35-letni mężczyzna dopuścił się gwałtu na 15 letnim chłopcu. Zdarzenie miało miejsce na terenie Grudziądza
Niestety dowiedzieliśmy się, że niedawno w Grudziądzu miało miejsce dramatyczne zdarzenia. Mianowicie chodzi o gwałt. Był to brutalny akt przemocy seksualnej na 15-letnim chłopcu. Dopuścił się go mężczyzna, który był o 20 lat starszy od ofiary. Za brutalność popełnionego czynu sąd najwyższy skazał go na 7 i pół roku pozbawienia wolności. Co więcej, mężczyzna skazany za gwałt ma odbywać swoją karę w warunkach terapeutycznych. Ponieważ stwierdzono, że ma silne zaburzenia seksualne. Prawdopodobnie jest niepoczytalny. Mowa Przemysławie G, które nazwiska z racji rozprawy nie możemy ujawnić. Popełniony przez niego czyn był jednak niezwykle haniebny i na pewno przejdzie echem przez informację publiczną.
Gwałt miał miejsce mniej więcej w 2019 roku. Do zdarzenia doszło ze względu na to, że ofiara pojawiła się w tym samym miejscu, co gwałciciel. Chłopiec przyszedł do okolicznego baru, żeby odebrać zamówiony przez siebie obiad. Poszedł do toalety, po czym za nim podążył 35-letni skazany za napaść seksualną.
Jak doszło do tego smutnego zdarzenia i co stało się na miejscu?
Po tym, gdy zamknęły się drzwi do ubikacji, mężczyzna rzucił się na chłopca. Świadkowie relacjonują, że z łazienki można było usłyszeć jego krzyki. Kelnerka bardzo szybko wezwała policję, aby służby porządkowe udzieliły pomocy. Oprócz ponad siedmiu lat więzienia, skazany został zobligowany przez sąd do tego, żeby wypłacił chłopcu zadośćuczynienie. Z publicznych informacji po rozprawie wynika, że gwałciciel będzie mógł ubiegać się o wcześniejsze zwolnienie warunkowe z aresztu. Jednak dopiero po upływie pięciu lat i sześciu miesięcy. Kolejnym aspektem jest zadośćuczynienie pieniężne, o którym wspomnieliśmy.

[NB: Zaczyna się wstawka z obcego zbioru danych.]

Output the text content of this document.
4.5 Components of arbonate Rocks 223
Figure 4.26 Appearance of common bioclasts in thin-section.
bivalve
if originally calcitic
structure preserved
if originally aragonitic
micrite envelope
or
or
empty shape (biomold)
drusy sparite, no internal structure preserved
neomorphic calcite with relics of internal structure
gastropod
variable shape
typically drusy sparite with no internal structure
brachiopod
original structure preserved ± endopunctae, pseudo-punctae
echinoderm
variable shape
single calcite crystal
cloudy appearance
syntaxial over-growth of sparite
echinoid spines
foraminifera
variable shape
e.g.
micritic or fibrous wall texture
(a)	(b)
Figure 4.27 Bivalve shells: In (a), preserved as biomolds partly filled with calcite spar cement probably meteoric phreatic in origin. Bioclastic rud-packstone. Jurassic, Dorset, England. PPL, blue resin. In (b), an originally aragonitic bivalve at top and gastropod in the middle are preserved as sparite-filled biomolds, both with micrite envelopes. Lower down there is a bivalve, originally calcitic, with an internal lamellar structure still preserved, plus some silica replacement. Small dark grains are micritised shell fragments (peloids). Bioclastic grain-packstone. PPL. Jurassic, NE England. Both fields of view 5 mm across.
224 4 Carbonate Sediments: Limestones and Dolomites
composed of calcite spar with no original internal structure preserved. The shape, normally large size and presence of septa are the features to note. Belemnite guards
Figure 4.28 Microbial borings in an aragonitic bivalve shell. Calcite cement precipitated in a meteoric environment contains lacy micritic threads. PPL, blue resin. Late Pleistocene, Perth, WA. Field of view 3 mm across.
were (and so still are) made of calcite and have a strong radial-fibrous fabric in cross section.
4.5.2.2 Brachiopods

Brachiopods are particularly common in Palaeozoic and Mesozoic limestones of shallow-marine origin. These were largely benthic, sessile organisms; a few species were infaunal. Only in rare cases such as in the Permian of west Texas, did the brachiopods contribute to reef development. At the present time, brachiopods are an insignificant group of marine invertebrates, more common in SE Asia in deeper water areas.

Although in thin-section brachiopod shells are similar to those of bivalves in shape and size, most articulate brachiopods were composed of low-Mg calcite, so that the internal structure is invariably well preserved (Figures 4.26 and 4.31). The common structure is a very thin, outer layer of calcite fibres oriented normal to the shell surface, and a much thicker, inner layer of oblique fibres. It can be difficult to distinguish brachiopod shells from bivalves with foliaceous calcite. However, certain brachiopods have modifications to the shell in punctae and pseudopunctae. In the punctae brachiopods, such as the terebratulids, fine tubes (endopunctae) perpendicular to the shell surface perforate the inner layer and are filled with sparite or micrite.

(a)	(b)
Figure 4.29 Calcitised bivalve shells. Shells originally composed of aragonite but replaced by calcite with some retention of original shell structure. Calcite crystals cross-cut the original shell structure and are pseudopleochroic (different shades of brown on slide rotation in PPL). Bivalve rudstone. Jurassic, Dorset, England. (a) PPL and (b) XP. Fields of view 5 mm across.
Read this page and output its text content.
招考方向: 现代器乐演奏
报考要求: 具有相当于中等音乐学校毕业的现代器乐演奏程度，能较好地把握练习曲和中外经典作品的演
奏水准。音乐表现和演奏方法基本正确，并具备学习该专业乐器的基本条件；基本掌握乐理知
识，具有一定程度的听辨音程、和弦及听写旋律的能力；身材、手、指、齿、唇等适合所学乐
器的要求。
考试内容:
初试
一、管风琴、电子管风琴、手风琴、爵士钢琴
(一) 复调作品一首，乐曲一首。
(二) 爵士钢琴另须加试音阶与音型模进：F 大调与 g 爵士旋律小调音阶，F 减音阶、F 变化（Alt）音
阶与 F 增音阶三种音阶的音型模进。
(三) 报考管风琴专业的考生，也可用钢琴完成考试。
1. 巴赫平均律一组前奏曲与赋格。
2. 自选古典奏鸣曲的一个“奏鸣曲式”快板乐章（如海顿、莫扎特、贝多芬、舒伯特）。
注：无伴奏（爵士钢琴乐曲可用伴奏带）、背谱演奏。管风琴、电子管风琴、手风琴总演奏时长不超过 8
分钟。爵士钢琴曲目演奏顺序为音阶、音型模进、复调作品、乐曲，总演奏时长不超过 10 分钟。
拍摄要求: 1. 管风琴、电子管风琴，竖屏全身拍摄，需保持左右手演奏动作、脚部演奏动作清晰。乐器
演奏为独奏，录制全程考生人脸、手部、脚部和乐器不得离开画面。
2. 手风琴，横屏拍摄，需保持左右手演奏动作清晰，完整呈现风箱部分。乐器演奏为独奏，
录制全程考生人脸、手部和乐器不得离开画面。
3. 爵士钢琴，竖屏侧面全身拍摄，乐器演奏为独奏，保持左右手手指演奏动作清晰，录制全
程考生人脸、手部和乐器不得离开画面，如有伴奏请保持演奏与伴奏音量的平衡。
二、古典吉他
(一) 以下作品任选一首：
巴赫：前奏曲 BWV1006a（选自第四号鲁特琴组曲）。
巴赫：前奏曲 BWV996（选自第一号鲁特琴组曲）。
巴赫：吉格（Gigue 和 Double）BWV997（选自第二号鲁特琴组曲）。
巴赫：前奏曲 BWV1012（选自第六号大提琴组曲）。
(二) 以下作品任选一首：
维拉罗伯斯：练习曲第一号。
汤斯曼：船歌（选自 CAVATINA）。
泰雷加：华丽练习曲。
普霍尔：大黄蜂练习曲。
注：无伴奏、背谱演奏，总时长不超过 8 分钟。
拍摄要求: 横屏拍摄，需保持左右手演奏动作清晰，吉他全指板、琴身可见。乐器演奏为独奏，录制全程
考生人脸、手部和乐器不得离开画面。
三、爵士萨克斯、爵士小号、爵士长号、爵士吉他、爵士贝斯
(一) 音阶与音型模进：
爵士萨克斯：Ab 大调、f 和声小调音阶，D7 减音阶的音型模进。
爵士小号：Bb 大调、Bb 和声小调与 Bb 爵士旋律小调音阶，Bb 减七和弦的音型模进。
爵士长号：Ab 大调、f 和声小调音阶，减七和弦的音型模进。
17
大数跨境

Miało to być dokładnie 40 000 złotych. Przemysław dostał od sądu nakaz, żeby na rzecz ofiary wypłacić tak dużą sumę. Mężczyzna ze względu na podejrzenie o swojej niepoczytalności ma zakaz zbliżania się do placówek szkolnych. Nie można też nigdy skontaktować się z poszkodowanym. Za złamanie tego narzuconego mu przez sąd regulaminu grożą mu kolejne kary. Na koniec sprawca zostanie wpisany do rejestru przestępców seksualnych.